Deux lèvres s'arrondissent. Deux yeux qui font du morse. Une stupeur écarlate.
RAPHAEL - Non… euh, oui… enfin, je sais pas.
JULIUS - Tu ne sais pas si tu es homo ? Tu vas avoir vingt ans et tu ne sais pas…
RAPHAEL - Si, si… je sais. Mais je suis pas sûr. Je crois bien, en fait, que je suis bi. Si on y regarde de plus près, la bisexualité c'est la sexualité la plus normale… enfin, je veux dire, la plus souhaitable, non ? Pas de différence. Il n'y a pas les hommes d'un côté, les femmes de l'autre. Mais l'humanité. Point. Qu'en pensez-vous ?
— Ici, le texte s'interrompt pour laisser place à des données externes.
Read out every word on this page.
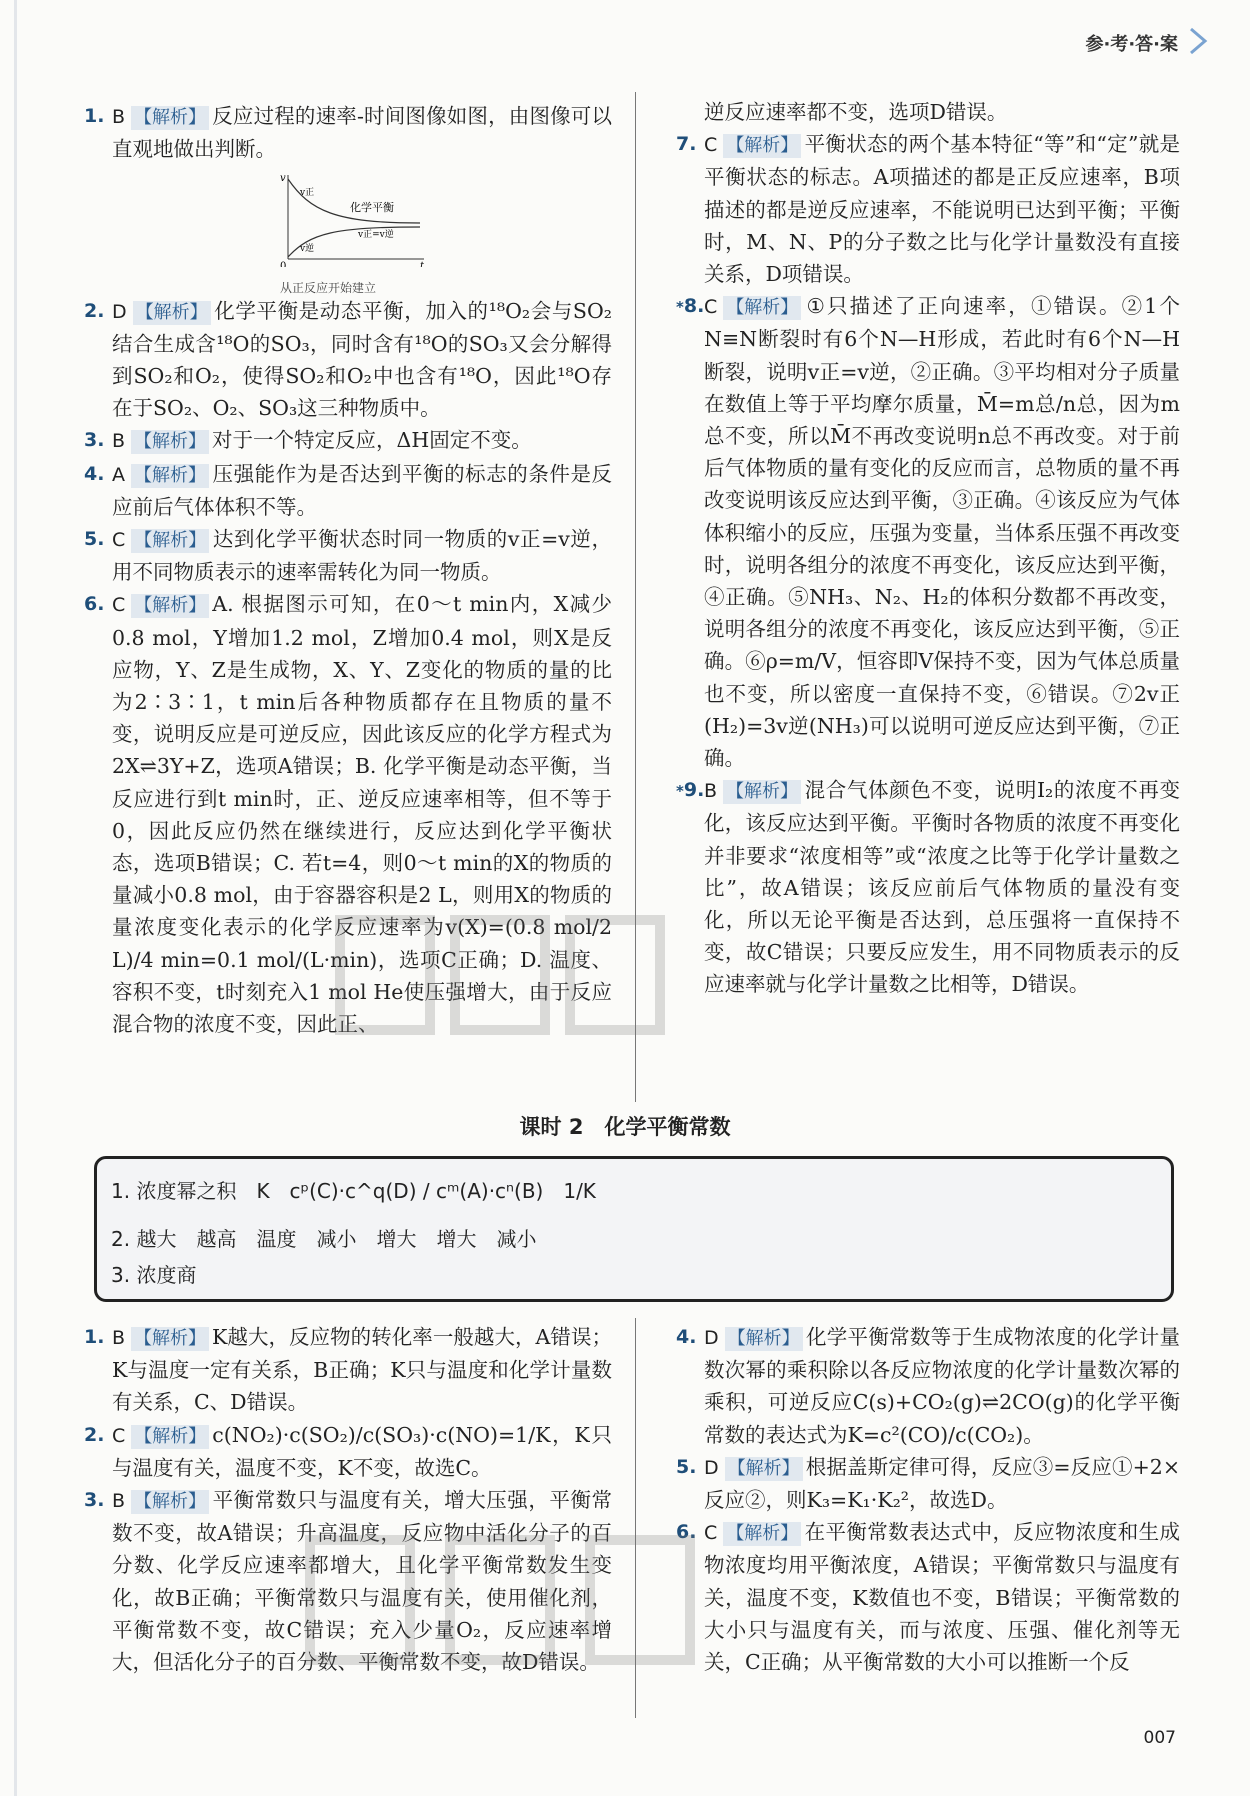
参·考·答·案

1. B 【解析】 反应过程的速率-时间图像如图，由图像可以直观地做出判断。

v
t
0
v正
v逆
化学平衡
v正=v逆
从正反应开始建立

2. D 【解析】 化学平衡是动态平衡，加入的¹⁸O₂会与SO₂结合生成含¹⁸O的SO₃，同时含有¹⁸O的SO₃又会分解得到SO₂和O₂，使得SO₂和O₂中也含有¹⁸O，因此¹⁸O存在于SO₂、O₂、SO₃这三种物质中。

3. B 【解析】 对于一个特定反应，ΔH固定不变。

4. A 【解析】 压强能作为是否达到平衡的标志的条件是反应前后气体体积不等。

5. C 【解析】 达到化学平衡状态时同一物质的v正=v逆，用不同物质表示的速率需转化为同一物质。

6. C 【解析】 A. 根据图示可知，在0～t min内，X减少0.8 mol，Y增加1.2 mol，Z增加0.4 mol，则X是反应物，Y、Z是生成物，X、Y、Z变化的物质的量的比为2∶3∶1，t min后各种物质都存在且物质的量不变，说明反应是可逆反应，因此该反应的化学方程式为2X⇌3Y+Z，选项A错误；B. 化学平衡是动态平衡，当反应进行到t min时，正、逆反应速率相等，但不等于0，因此反应仍然在继续进行，反应达到化学平衡状态，选项B错误；C. 若t=4，则0～t min的X的物质的量减小0.8 mol，由于容器容积是2 L，则用X的物质的量浓度变化表示的化学反应速率为v(X)=(0.8 mol/2 L)/4 min=0.1 mol/(L·min)，选项C正确；D. 温度、容积不变，t时刻充入1 mol He使压强增大，由于反应混合物的浓度不变，因此正、

逆反应速率都不变，选项D错误。

7. C 【解析】 平衡状态的两个基本特征“等”和“定”就是平衡状态的标志。A项描述的都是正反应速率，B项描述的都是逆反应速率，不能说明已达到平衡；平衡时，M、N、P的分子数之比与化学计量数没有直接关系，D项错误。

*8. C 【解析】 ①只描述了正向速率，①错误。②1个N≡N断裂时有6个N—H形成，若此时有6个N—H断裂，说明v正=v逆，②正确。③平均相对分子质量在数值上等于平均摩尔质量，M̄=m总/n总，因为m总不变，所以M̄不再改变说明n总不再改变。对于前后气体物质的量有变化的反应而言，总物质的量不再改变说明该反应达到平衡，③正确。④该反应为气体体积缩小的反应，压强为变量，当体系压强不再改变时，说明各组分的浓度不再变化，该反应达到平衡，④正确。⑤NH₃、N₂、H₂的体积分数都不再改变，说明各组分的浓度不再变化，该反应达到平衡，⑤正确。⑥ρ=m/V，恒容即V保持不变，因为气体总质量也不变，所以密度一直保持不变，⑥错误。⑦2v正(H₂)=3v逆(NH₃)可以说明可逆反应达到平衡，⑦正确。

*9. B 【解析】 混合气体颜色不变，说明I₂的浓度不再变化，该反应达到平衡。平衡时各物质的浓度不再变化并非要求“浓度相等”或“浓度之比等于化学计量数之比”，故A错误；该反应前后气体物质的量没有变化，所以无论平衡是否达到，总压强将一直保持不变，故C错误；只要反应发生，用不同物质表示的反应速率就与化学计量数之比相等，D错误。

课时 2　化学平衡常数
1. 浓度幂之积　K　cᵖ(C)·c^q(D) / cᵐ(A)·cⁿ(B)　1/K
2. 越大　越高　温度　减小　增大　增大　减小
3. 浓度商

1. B 【解析】 K越大，反应物的转化率一般越大，A错误；K与温度一定有关系，B正确；K只与温度和化学计量数有关系，C、D错误。

2. C 【解析】 c(NO₂)·c(SO₂)/c(SO₃)·c(NO)=1/K，K只与温度有关，温度不变，K不变，故选C。

3. B 【解析】 平衡常数只与温度有关，增大压强，平衡常数不变，故A错误；升高温度，反应物中活化分子的百分数、化学反应速率都增大，且化学平衡常数发生变化，故B正确；平衡常数只与温度有关，使用催化剂，平衡常数不变，故C错误；充入少量O₂，反应速率增大，但活化分子的百分数、平衡常数不变，故D错误。

4. D 【解析】 化学平衡常数等于生成物浓度的化学计量数次幂的乘积除以各反应物浓度的化学计量数次幂的乘积，可逆反应C(s)+CO₂(g)⇌2CO(g)的化学平衡常数的表达式为K=c²(CO)/c(CO₂)。

5. D 【解析】 根据盖斯定律可得，反应③=反应①+2×反应②，则K₃=K₁·K₂²，故选D。

6. C 【解析】 在平衡常数表达式中，反应物浓度和生成物浓度均用平衡浓度，A错误；平衡常数只与温度有关，温度不变，K数值也不变，B错误；平衡常数的大小只与温度有关，而与浓度、压强、催化剂等无关，C正确；从平衡常数的大小可以推断一个反

007
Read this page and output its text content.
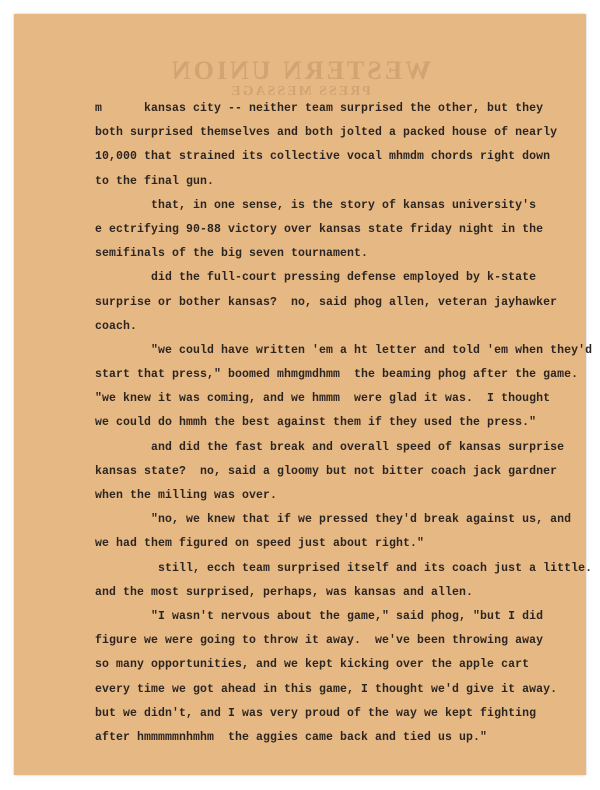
WESTERN UNION
PRESS MESSAGE
m      kansas city -- neither team surprised the other, but they
both surprised themselves and both jolted a packed house of nearly
10,000 that strained its collective vocal mhmdm chords right down
to the final gun.
that, in one sense, is the story of kansas university's
e ectrifying 90-88 victory over kansas state friday night in the
semifinals of the big seven tournament.
did the full-court pressing defense employed by k-state
surprise or bother kansas?  no, said phog allen, veteran jayhawker
coach.
"we could have written 'em a ht letter and told 'em when they'd
start that press," boomed mhmgmdhmm  the beaming phog after the game.
"we knew it was coming, and we hmmm  were glad it was.  I thought
we could do hmmh the best against them if they used the press."
and did the fast break and overall speed of kansas surprise
kansas state?  no, said a gloomy but not bitter coach jack gardner
when the milling was over.
"no, we knew that if we pressed they'd break against us, and
we had them figured on speed just about right."
still, ecch team surprised itself and its coach just a little.
and the most surprised, perhaps, was kansas and allen.
"I wasn't nervous about the game," said phog, "but I did
figure we were going to throw it away.  we've been throwing away
so many opportunities, and we kept kicking over the apple cart
every time we got ahead in this game, I thought we'd give it away.
but we didn't, and I was very proud of the way we kept fighting
after hmmmmmnhmhm  the aggies came back and tied us up."
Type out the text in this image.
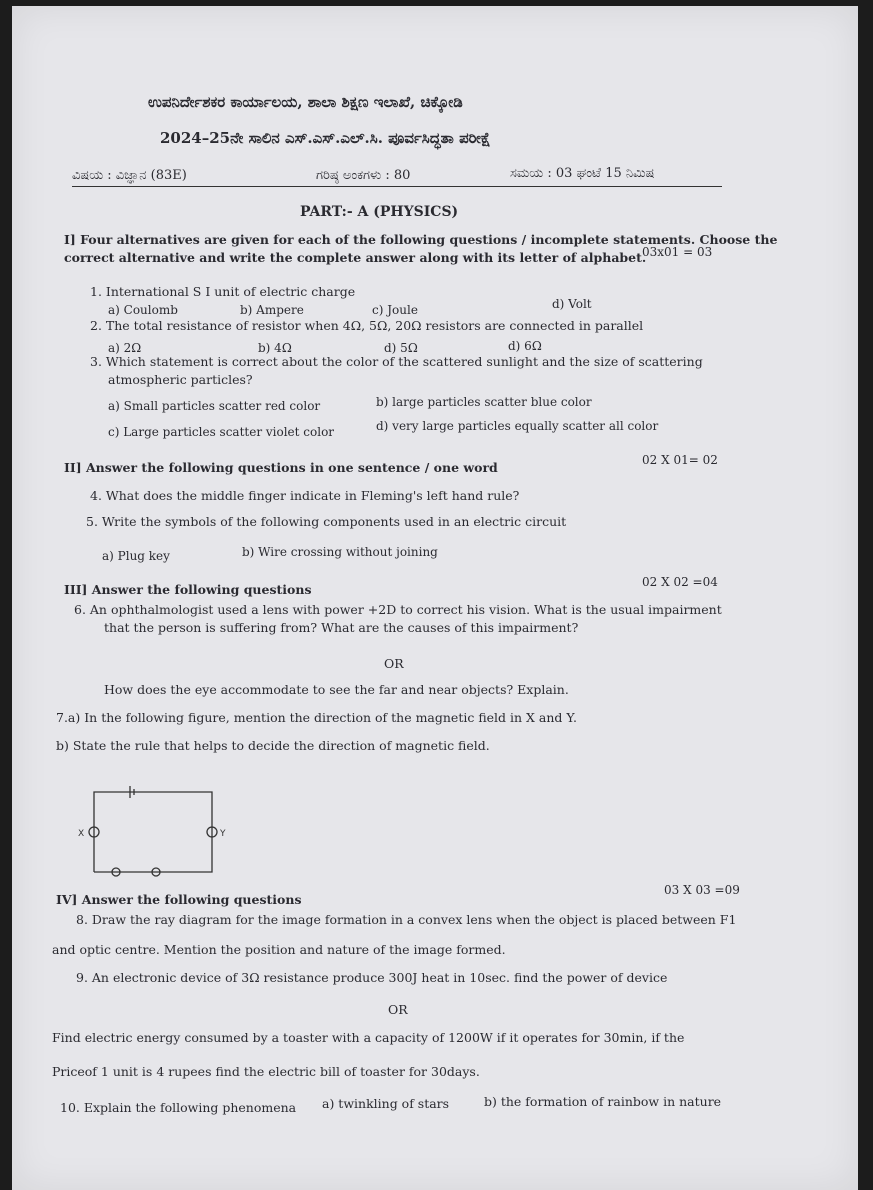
ಉಪನಿರ್ದೇಶಕರ ಕಾರ್ಯಾಲಯ, ಶಾಲಾ ಶಿಕ್ಷಣ ಇಲಾಖೆ, ಚಿಕ್ಕೋಡಿ
2024–25ನೇ ಸಾಲಿನ ಎಸ್.ಎಸ್.ಎಲ್.ಸಿ. ಪೂರ್ವಸಿದ್ಧತಾ ಪರೀಕ್ಷೆ
ವಿಷಯ : ವಿಜ್ಞಾನ (83E)	ಗರಿಷ್ಠ ಅಂಕಗಳು : 80	ಸಮಯ : 03 ಘಂಟೆ 15 ನಿಮಿಷ
PART:- A (PHYSICS)
I] Four alternatives are given for each of the following questions / incomplete statements. Choose the
correct alternative and write the complete answer along with its letter of alphabet.
03x01 = 03
1. International S I unit of electric charge
a) Coulomb	b) Ampere	c) Joule	d) Volt
2. The total resistance of resistor when 4Ω, 5Ω, 20Ω resistors are connected in parallel
a) 2Ω	b) 4Ω	d) 5Ω	d) 6Ω
3. Which statement is correct about the color of the scattered sunlight and the size of scattering
atmospheric particles?
a) Small particles scatter red color	b) large particles scatter blue color
c) Large particles scatter violet color	d) very large particles equally scatter all color
II] Answer the following questions in one sentence / one word	02 X 01= 02
4. What does the middle finger indicate in Fleming's left hand rule?
5. Write the symbols of the following components used in an electric circuit
a) Plug key	b) Wire crossing without joining
III] Answer the following questions	02 X 02 =04
6. An ophthalmologist used a lens with power +2D to correct his vision. What is the usual impairment
that the person is suffering from? What are the causes of this impairment?
OR
How does the eye accommodate to see the far and near objects? Explain.
7.a) In the following figure, mention the direction of the magnetic field in X and Y.
b) State the rule that helps to decide the direction of magnetic field.
X	Y
IV] Answer the following questions
03 X 03 =09
8. Draw the ray diagram for the image formation in a convex lens when the object is placed between F1
and optic centre. Mention the position and nature of the image formed.
9. An electronic device of 3Ω resistance produce 300J heat in 10sec. find the power of device
OR
Find electric energy consumed by a toaster with a capacity of 1200W if it operates for 30min, if the
Priceof 1 unit is 4 rupees find the electric bill of toaster for 30days.
10. Explain the following phenomena a) twinkling of stars	b) the formation of rainbow in nature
JULIUS - Je ne pense rien. Continue… si tu en as envie.
RAPHAEL - Je sais pas quoi rajouter. C'est vrai, il y a Emmanuelle, cette étrange attirance que j'ai pour elle, cette fascination… Il y a aussi d'autres meufs. Amandine, par exemple, ou sa cousine. J'éprouve des choses, c'est certain. Il me prend un élan certain, ou un certain élan, une sympathie pour quelques filles. Disons, que je suis actuellement dans une zone de flottement à tous points de vue. Je ne dois pas être pédé à 100%...
JULIUS - À combien, à ton avis ? Passons, peu importe le pourcentage ! Là n'est pas la question. Ma question était : es-tu homosexuel, oui ou non ?
RAPHAEL - Disons que je suis pédé, c'est sûr, à peu près sûr. Bi, peut-être… Voilà, vous êtes content ! (un rien agacé)




JULIUS - Je n'ai pas à être content, Raph. Simplement, il vaut mieux savoir où l'on met les pieds. Enfin, quand je dis les pieds ! […] Connais-tu Foucault ? Le philosophe ? « Les mots et les choses » ? « L'histoire de la sexualité » ? Non ? (éloquent silence de Raphaël) Ça ne fait rien. Il a dit une phrase, une phrase magnifique et définitive, à graver dans ta mémoire de Monsieur « Bi-peut-être-bien-que-oui ». Voyons, je plaisante, Raph ! Tu es prêt ? Accroche-toi. « Nous avons à nous acharner à devenir homosexuels, et non pas à découvrir que nous le sommes. » Acharne-toi, Raphaël, acharne-toi ! Tu as la chance de vivre à notre époque, une grande époque où se lève le vent de notre liberté. Tu ne seras pas obligé d'attendre aussi longtemps que moi, de bifurquer, de te torturer…

[Extrait de AMOUR(S), Trilogie théâtrale, L'Harmattan, mars 2010]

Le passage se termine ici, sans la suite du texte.